El discurso que señala al migrante cala porque apela a emociones primarias como el miedo, la inseguridad y la necesidad de pertenencia. Este tipo de mensaje simplifica problemas sociales complejos y encuentra eco en contextos de incertidumbre económica o crisis social, donde resulta fácil construir al “otro” como culpable. Además, el relato se refuerza mediante narrativas mediáticas y políticas que vinculan migración con problemas de convivencia o delincuencia, aunque los datos no lo respalden.
Las demandas de deportaciones masivas resultan efectivas electoralmente porque proporcionan soluciones “simples” a miedos “complejos” y movilizan a votantes a través de la apelación a la “protección” de lo propio. Este tipo de discurso activa emociones de ira y rechazo que, sumadas a la sensación de pérdida del control frente a la globalización, convierten este mensaje en herramienta electoral para partidos que buscan polarizar y captar voto de castigo al sistema.
No se habla de modelos de convivencia funcionales porque no responden al relato de urgencia y alarma que domina la agenda mediática y política. Además, los ejemplos positivos suelen ser locales, menos espectaculares y, por tanto, reciben menos cobertura. Se prioriza lo polarizante, lo que fomenta el conflicto, ya que ello conecta más rápido con el público y moviliza votos.
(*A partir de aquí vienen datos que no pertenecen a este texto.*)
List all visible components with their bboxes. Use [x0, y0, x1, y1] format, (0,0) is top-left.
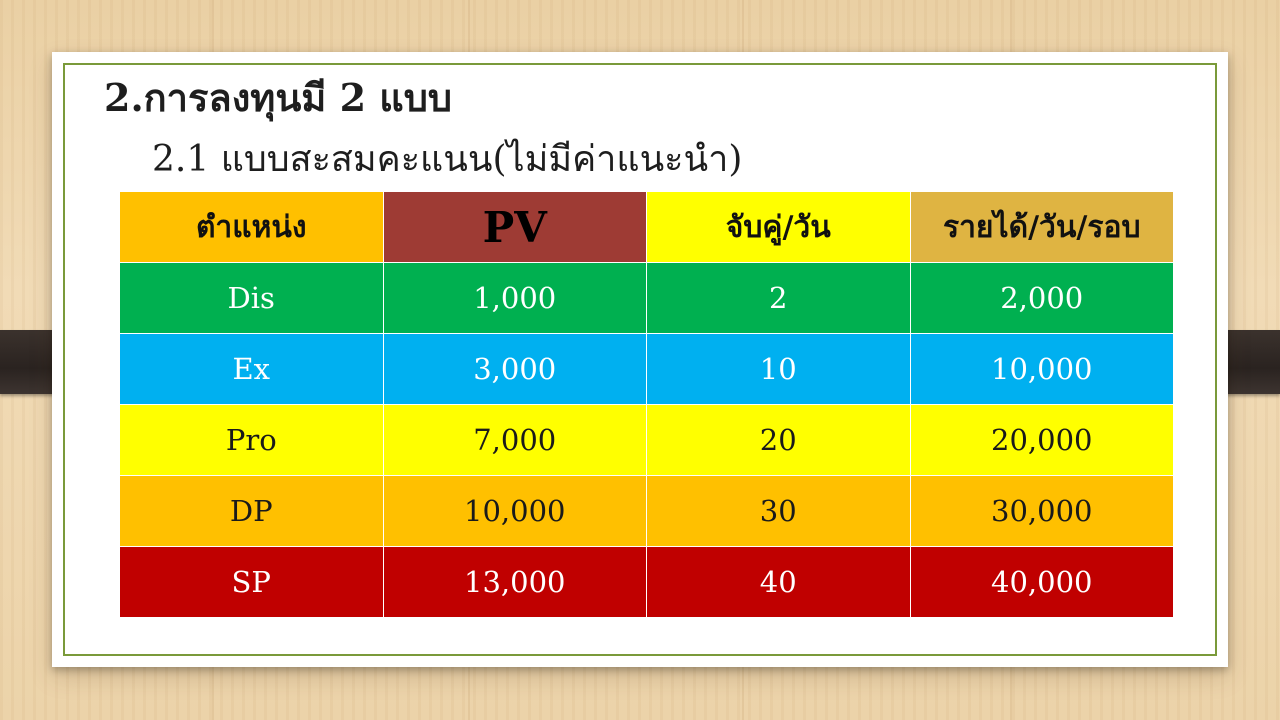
- table-row: SP 13,000 40 40,000: [119, 546, 1174, 618]
- table-row: Dis 1,000 2 2,000: [119, 262, 1174, 334]
- cell-pairs: 2: [646, 262, 911, 334]
- cell-pairs: 10: [646, 333, 911, 405]
- cell-pairs: 40: [646, 546, 911, 618]
- cell-position: Pro: [119, 404, 384, 476]
- cell-pv: 13,000: [382, 546, 647, 618]
- cell-income: 20,000: [909, 404, 1174, 476]
- cell-pairs: 20: [646, 404, 911, 476]
- header-pv: PV: [382, 191, 647, 263]
- header-income-per-day: รายได้/วัน/รอบ: [909, 191, 1174, 263]
- pv-table: ตำแหน่ง PV จับคู่/วัน รายได้/วัน/รอบ Dis…: [119, 191, 1174, 618]
- slide-title: 2.การลงทุนมี 2 แบบ: [104, 75, 452, 120]
- header-position: ตำแหน่ง: [119, 191, 384, 263]
- cell-pv: 3,000: [382, 333, 647, 405]
- cell-income: 40,000: [909, 546, 1174, 618]
- header-pairs-per-day: จับคู่/วัน: [646, 191, 911, 263]
- cell-position: DP: [119, 475, 384, 547]
- slide: 2.การลงทุนมี 2 แบบ 2.1 แบบสะสมคะแนน(ไม่ม…: [52, 52, 1228, 667]
- slide-subtitle: 2.1 แบบสะสมคะแนน(ไม่มีค่าแนะนำ): [152, 139, 743, 180]
- table-row: Pro 7,000 20 20,000: [119, 404, 1174, 476]
- cell-pv: 7,000: [382, 404, 647, 476]
- cell-pairs: 30: [646, 475, 911, 547]
- cell-pv: 1,000: [382, 262, 647, 334]
- table-header-row: ตำแหน่ง PV จับคู่/วัน รายได้/วัน/รอบ: [119, 191, 1174, 263]
- cell-position: Ex: [119, 333, 384, 405]
- cell-pv: 10,000: [382, 475, 647, 547]
- cell-income: 2,000: [909, 262, 1174, 334]
- table-row: DP 10,000 30 30,000: [119, 475, 1174, 547]
- cell-position: Dis: [119, 262, 384, 334]
- table-row: Ex 3,000 10 10,000: [119, 333, 1174, 405]
- cell-income: 10,000: [909, 333, 1174, 405]
- cell-position: SP: [119, 546, 384, 618]
- cell-income: 30,000: [909, 475, 1174, 547]
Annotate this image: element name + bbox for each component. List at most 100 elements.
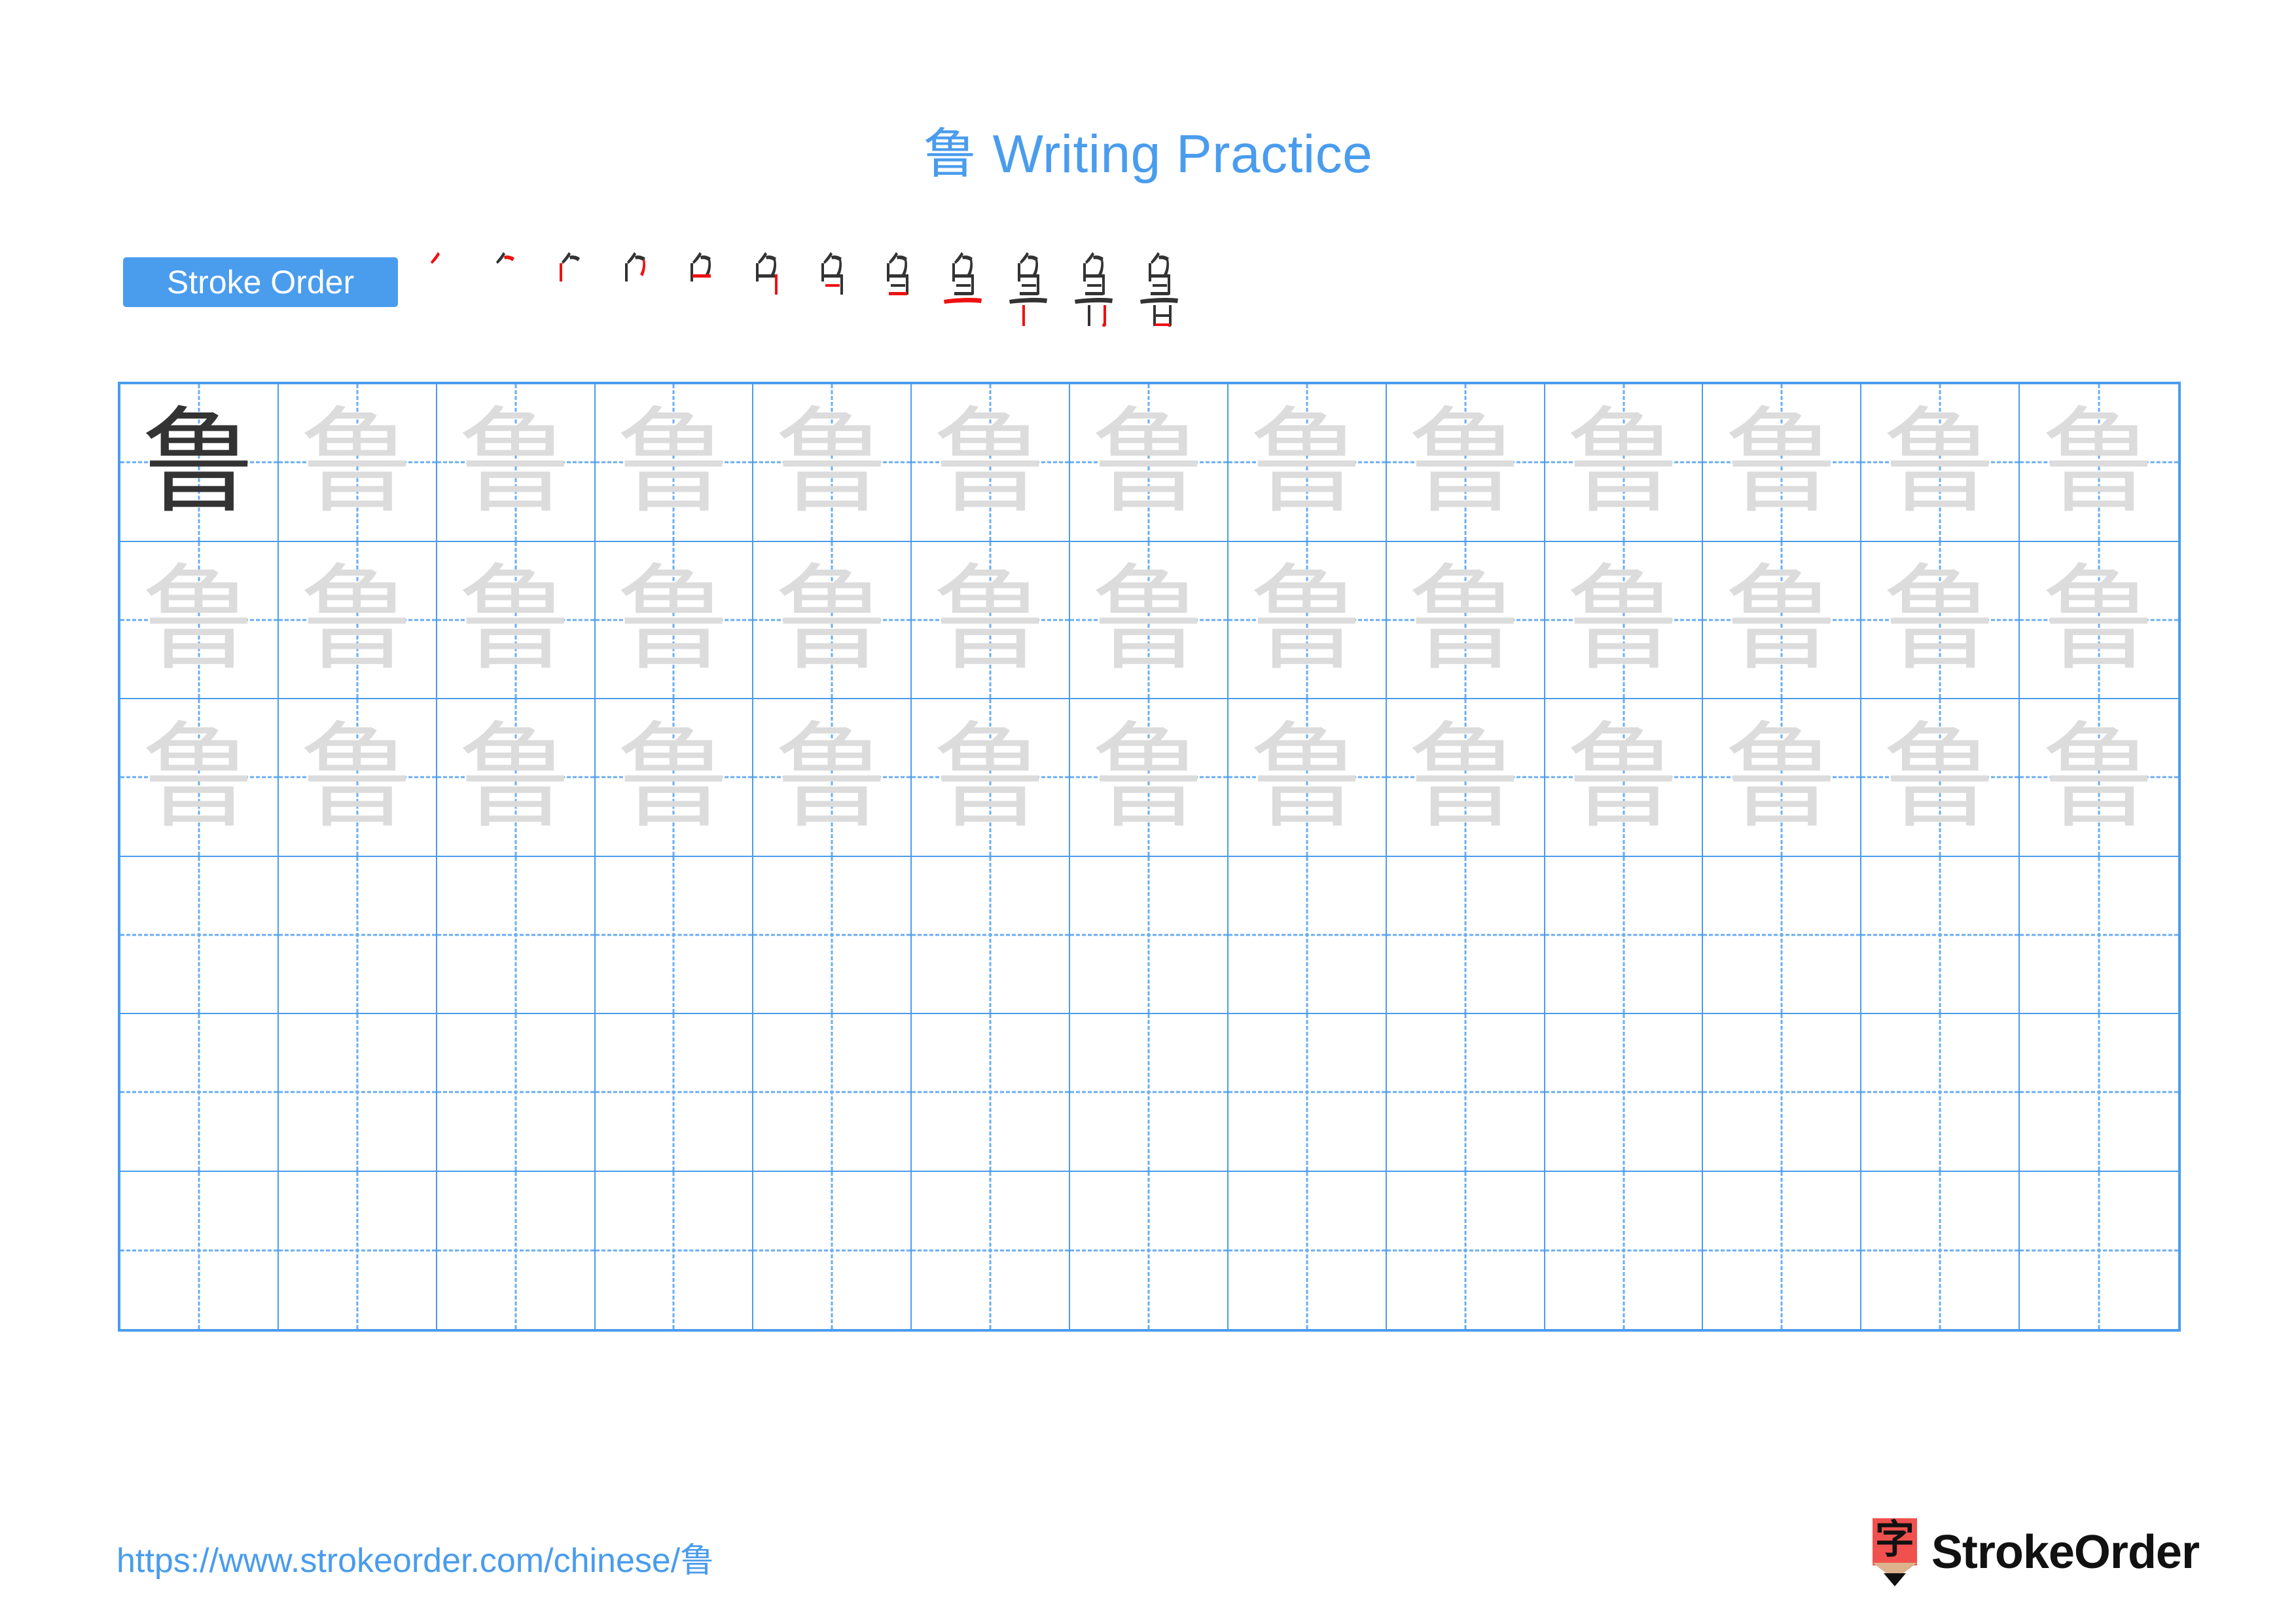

Los datos, aunque desmientan la asociación entre migración y delincuencia, no bastan porque el debate social no es racional sino emotivo y simbólico. La percepción pesa más que la estadística, sobre todo cuando los discursos dominantes refuerzan el prejuicio. Cambiar esta percepción requiere políticas y narrativas a largo plazo, no solo datos.
La consecuencia de los discursos del PP es que legitiman un relato falso que alimenta el estigma, genera hostilidad social y puede inducir a respuestas violentas o discriminatorias, incluso si la realidad factual lo desmiente. Este tipo de discursos fragiliza la convivencia y erosiona la confianza en las instituciones democráticas. El discurso cala porque las redes sociales aceleran y amplifican las narrativas polarizantes. Ofrecen cámaras de eco donde se refuerzan prejuicios y bulos, y facilitan la viralización de contenidos emocionales y sensacionalistas. Sin embargo, no es solo responsabilidad de las redes, sino también de los partidos y medios tradicionales que reproducen estos relatos.
Gobernar con o bajo la influencia de partidos de ultraderecha normaliza ciertos discursos y políticas, haciéndolos parecer opiniones legítimas y parte del debate democrático habitual. Esta institucionalización del discurso xenófobo y racista legitima aún más su aceptación social. Hacer campañas en torno a la ultraderecha y repetir constantemente sus marcos y debates contribuye a darles centralidad y encuadrar la agenda política en sus términos, incluso cuando la intención es criticarlos. El resultado es que el discurso acaba normalizándose y permeando en sectores cada vez más amplios de la sociedad.
La corrupción alimenta el escepticismo hacia las instituciones y el discurso de antipolítica, que a menudo es instrumentalizado por fuerzas que promueven el odio o rechazan la pluralidad. La antipolítica es, en realidad, una forma radical y emocional de participación política, encauzada a través de la denuncia, el rechazo y la deslegitimación de lo existente. La “justicia” que instrumentalizan quienes ejercen violencia por motivos de origen es una justicia extralegal y vengativa, que busca justificar el castigo al “otro” por el mero hecho de serlo. Este tipo de conducta nace de la deshumanización, la construcción del otro como enemigo y la radicalización del discurso identitario.
Lo que vivimos es una combinación de miedo, incertidumbre y la instrumentalización política, amplificada por los medios y las redes, en un entorno de desconfianza y crisis de representación.